Jacob M. Baum, “Disability and Autobiography in the Sixteenth Century” | National Humanities Center
16th century shoemakers

Podcasts

Jacob M. Baum, “Disability and Autobiography in the Sixteenth Century”

September 7, 2022

Prior to the modern era, autobiographical narratives were primarily authored by members of elite classes of society, giving modern-day historians relatively limited insight into the ways that lower-class individuals experienced political, cultural, and economic events of their time. However, the surviving documents that constitute an exception to this rule can give us unprecedented glimpses of everyday life in earlier eras.

In this podcast, Jacob M. Baum (NHC Fellow, 2021–22) outlines the insights that primary sources like the autobiographical notebook of Sebastian Fischer, a deaf sixteenth-century shoemaker, can provide for studies of early modern disability history. Fischer’s manuscript not only describes what life was like during this period for an artisan with hearing impairment, but also provides a window into the way that major historical events like the Protestant Reformation were experienced by individuals who lacked economic status and political power.

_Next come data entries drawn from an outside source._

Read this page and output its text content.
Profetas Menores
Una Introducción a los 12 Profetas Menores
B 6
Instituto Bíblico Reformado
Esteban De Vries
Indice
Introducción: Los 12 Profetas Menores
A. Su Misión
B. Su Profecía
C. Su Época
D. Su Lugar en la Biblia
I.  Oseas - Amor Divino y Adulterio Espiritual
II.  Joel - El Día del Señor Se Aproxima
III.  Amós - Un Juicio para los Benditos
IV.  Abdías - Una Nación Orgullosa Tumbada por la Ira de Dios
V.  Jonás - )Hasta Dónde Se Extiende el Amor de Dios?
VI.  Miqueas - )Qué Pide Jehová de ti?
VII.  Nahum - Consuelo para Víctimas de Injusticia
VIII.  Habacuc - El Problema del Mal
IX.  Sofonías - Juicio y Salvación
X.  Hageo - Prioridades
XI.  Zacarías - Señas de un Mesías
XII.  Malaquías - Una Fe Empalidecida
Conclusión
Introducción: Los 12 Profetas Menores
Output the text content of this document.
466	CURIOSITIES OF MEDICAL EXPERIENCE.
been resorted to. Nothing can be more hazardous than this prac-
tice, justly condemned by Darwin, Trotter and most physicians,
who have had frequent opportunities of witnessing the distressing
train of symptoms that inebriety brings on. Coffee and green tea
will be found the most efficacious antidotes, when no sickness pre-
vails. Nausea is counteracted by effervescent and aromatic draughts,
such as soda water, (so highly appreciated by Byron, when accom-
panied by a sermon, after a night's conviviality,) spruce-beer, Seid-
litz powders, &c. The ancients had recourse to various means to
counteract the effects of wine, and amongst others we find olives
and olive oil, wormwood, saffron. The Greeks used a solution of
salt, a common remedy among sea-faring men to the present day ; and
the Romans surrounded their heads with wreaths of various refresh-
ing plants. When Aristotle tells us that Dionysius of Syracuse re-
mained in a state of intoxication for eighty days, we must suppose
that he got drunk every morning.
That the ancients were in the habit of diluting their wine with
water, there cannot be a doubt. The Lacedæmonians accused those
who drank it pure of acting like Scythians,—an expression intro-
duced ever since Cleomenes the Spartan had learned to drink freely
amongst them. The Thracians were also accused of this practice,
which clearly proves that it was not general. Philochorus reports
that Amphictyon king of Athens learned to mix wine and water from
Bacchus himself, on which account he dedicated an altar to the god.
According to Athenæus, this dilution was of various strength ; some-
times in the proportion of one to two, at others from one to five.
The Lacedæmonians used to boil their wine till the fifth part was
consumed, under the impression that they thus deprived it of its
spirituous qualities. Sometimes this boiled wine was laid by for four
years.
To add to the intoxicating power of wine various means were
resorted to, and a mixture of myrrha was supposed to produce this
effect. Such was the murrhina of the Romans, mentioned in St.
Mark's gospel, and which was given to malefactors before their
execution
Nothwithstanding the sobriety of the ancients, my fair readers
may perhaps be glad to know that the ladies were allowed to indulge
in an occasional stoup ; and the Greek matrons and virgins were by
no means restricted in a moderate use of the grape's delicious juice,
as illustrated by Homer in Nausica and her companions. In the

Jacob M. Baum Jacob M. Baum is associate professor of history at Texas Tech University. He researches late medieval and early modern European history, with particular focus on the German-speaking world. He is especially interested in how religious and scientific ideas, typically considered the preserve of elite intellectual spheres, intersected with and exerted force in daily life and popular culture. His first monograph, Reformation of the Senses: The Paradox of Religious Belief and Practice in Germany (2019), examined how ideas about bodily sensing were integral to Christian religiosity in the fifteenth and sixteenth centuries, tracking continuity and change in belief and practice between the late medieval church and early Protestant communities. His current research focuses on histories of physical impairment and disability in the early modern era, with particular emphasis on how religious, scientific, and social forces shaped the experience of deafness and blindness in Europe between 1400 and 1750.